To match our models to WASP-107b, we use a Bayesian retrieval approach similar to the one used in ref. 109. However, our measurement of Tint determines the thermal state of the plane rather than thermal evolution. The parameters of the statistical model were, therefore, the mass of the planet M, the metallicity of the envelope Ze (a mass fraction), the core mass Mc and the specific entropy of the envelope s. From these, our forward model calculates the radius and Tint of the planet. The model was constrained by four normally distributed observations: the mass, the radius, the atmospheric metallicity and Tint. These are constraining enough that we can choose very uninformative priors to keep the parameters inside model bounds: a uniform mass prior from 0.01 to 30 MJ, a uniform Zenv from 0 to 1, a uniform core mass from 0 to MJ (thus conditional on M but still proper) and a uniform entropy prior from 5 to 11 kb per baryon. We sampled from the posterior using the Metropolis–Hastings Markov chain Monte Carlo algorithm and verified convergence with the auto-correlation plots and the Gelman–Rubin statistic110.

Our interior model retrievals (Extended Data Fig. 8) find a planet that contains similar amounts of H/He compared with heavier elements, with Zp = 0.608 ± 0.046. This seems reasonable for a planet of this mass: it accreted a substantial amount of material from the disk, but never reached the runaway gas accretion stage. However, this is in contrast to the previous estimates of the composition of the planet, which saw it as having substantially larger quantities of H/He: that is, more than 85% H/He from ref. 10. This is because our measured Tint is much hotter than a standard thermal evolution model would suggest; we would expect the planet to have cooled below our 2σ lower bound of 300 K within tens of Myr of formation. Instead, it is clear that the planet is being inflated by an extra heat source despite being too cool to experience hot Jupiter-type inflation111. Instead, a mechanism such as tidal heating112,113,114, previously suspected to be operating on WASP-107b (refs. 10,115), is warming the interior. These models propose that the eccentricity of WASP-107b is excited by WASP-107 c, but then damped out through tidal interaction with the star; the resulting energy is deposited in the interior of the planet. Our large measured Tint is evidence that this process could be occurring, with a precise eccentricity further capable of constraining the mechanism.
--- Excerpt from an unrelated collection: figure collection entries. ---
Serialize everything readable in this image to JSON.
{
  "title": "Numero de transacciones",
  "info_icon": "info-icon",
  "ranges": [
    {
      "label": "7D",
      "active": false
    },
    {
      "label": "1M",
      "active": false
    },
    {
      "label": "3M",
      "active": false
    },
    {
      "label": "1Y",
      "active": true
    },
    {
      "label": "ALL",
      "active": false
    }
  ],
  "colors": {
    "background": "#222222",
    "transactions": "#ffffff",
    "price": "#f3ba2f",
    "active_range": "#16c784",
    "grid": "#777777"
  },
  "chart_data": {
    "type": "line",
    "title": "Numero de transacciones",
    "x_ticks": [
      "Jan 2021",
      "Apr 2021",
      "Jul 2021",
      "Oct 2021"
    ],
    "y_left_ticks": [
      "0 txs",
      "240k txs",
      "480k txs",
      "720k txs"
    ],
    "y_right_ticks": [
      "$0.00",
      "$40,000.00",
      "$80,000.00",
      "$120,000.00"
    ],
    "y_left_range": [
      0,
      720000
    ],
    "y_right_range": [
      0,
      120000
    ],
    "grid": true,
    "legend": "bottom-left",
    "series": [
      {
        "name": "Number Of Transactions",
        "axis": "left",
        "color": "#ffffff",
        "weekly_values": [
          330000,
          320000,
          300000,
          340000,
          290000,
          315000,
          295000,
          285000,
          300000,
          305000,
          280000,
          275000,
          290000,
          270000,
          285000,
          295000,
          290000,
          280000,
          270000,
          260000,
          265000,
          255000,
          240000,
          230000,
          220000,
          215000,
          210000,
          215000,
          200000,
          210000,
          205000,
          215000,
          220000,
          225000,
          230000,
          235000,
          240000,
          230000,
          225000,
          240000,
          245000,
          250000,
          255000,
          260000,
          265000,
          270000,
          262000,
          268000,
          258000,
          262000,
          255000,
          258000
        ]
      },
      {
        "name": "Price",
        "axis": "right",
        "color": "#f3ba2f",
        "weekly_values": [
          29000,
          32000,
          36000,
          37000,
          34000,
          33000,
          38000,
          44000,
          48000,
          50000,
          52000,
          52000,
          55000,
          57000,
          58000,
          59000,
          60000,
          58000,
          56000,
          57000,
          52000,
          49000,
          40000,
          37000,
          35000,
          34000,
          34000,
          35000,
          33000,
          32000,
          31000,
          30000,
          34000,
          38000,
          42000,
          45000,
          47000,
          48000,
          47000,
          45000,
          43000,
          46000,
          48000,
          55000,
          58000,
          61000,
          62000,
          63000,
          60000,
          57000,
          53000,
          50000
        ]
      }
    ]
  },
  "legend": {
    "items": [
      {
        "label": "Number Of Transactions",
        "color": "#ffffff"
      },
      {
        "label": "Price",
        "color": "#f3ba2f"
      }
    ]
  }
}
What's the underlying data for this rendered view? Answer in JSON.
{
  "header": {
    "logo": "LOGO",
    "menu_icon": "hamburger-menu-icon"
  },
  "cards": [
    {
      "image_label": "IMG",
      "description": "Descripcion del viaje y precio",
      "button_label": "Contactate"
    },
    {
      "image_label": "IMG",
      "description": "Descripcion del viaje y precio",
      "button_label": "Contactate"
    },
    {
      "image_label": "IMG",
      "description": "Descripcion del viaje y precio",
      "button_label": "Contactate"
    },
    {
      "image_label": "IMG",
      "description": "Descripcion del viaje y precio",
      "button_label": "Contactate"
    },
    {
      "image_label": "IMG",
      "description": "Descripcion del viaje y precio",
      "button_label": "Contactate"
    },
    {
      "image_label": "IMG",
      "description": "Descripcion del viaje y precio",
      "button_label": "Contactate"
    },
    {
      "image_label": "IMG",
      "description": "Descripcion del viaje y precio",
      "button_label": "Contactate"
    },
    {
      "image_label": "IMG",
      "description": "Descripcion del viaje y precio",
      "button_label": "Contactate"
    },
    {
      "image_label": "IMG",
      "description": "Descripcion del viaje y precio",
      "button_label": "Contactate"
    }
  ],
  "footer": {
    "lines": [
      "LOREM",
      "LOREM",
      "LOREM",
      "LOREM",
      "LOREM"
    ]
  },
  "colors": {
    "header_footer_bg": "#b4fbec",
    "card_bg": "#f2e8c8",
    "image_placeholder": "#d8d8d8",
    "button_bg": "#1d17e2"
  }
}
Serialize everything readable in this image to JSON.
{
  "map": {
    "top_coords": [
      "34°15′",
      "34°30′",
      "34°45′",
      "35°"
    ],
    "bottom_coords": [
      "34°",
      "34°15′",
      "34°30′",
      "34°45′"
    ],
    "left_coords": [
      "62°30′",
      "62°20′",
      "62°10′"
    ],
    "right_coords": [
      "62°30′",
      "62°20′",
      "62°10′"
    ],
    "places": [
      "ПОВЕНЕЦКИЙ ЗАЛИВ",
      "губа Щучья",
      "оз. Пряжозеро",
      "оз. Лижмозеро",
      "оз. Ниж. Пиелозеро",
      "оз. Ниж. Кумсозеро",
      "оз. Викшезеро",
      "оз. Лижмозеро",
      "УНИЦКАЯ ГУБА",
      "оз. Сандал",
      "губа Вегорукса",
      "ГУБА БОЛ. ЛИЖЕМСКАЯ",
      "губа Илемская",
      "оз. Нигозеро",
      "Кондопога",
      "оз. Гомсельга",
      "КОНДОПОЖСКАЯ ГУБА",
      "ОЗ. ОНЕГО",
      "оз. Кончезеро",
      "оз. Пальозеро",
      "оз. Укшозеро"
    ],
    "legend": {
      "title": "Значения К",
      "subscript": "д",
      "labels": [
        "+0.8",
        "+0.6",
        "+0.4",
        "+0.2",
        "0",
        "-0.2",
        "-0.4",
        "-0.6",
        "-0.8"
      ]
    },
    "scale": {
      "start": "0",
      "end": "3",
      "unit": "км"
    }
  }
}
Another interesting result of our interior structure models is that it puts constraints on the mass of the core of the planet. The mass, radius and Tint already constrain the overall metallicity of the planet (more metal means a smaller planet) to \({Z}_{{\rm{p}}}=0.63{5}_{-0.085}^{+0.104}\), but we also have a measurement of the atmospheric metallicity of the planet. This enables us to make a modestly better constraint on Z (see previous paragraph); more importantly, metal seen in the bulk but not in the atmosphere must be hidden in the interior in a core or composition layers (see ref. 109 for further discussion). Assuming a uniform composition core gives us \({M}_{{\rm{c}}}={11.5}_{-3.58}^{+3.01}{M}_{\oplus }\). This range excludes zero, meaning that we have detected the presence of a core. The exact structure of the interior may not be exactly an envelope-on-core model, but may be more like Neptune and Uranus with a rocky core, water envelope, than a H/He envelope36. Alternatively, the core may be diffuse and/or layered as the core of Jupiter is thought to be37,38. Nevertheless, our result that a core exists is not affected by these possibilities: we cannot propose a layered core without a core in the first place.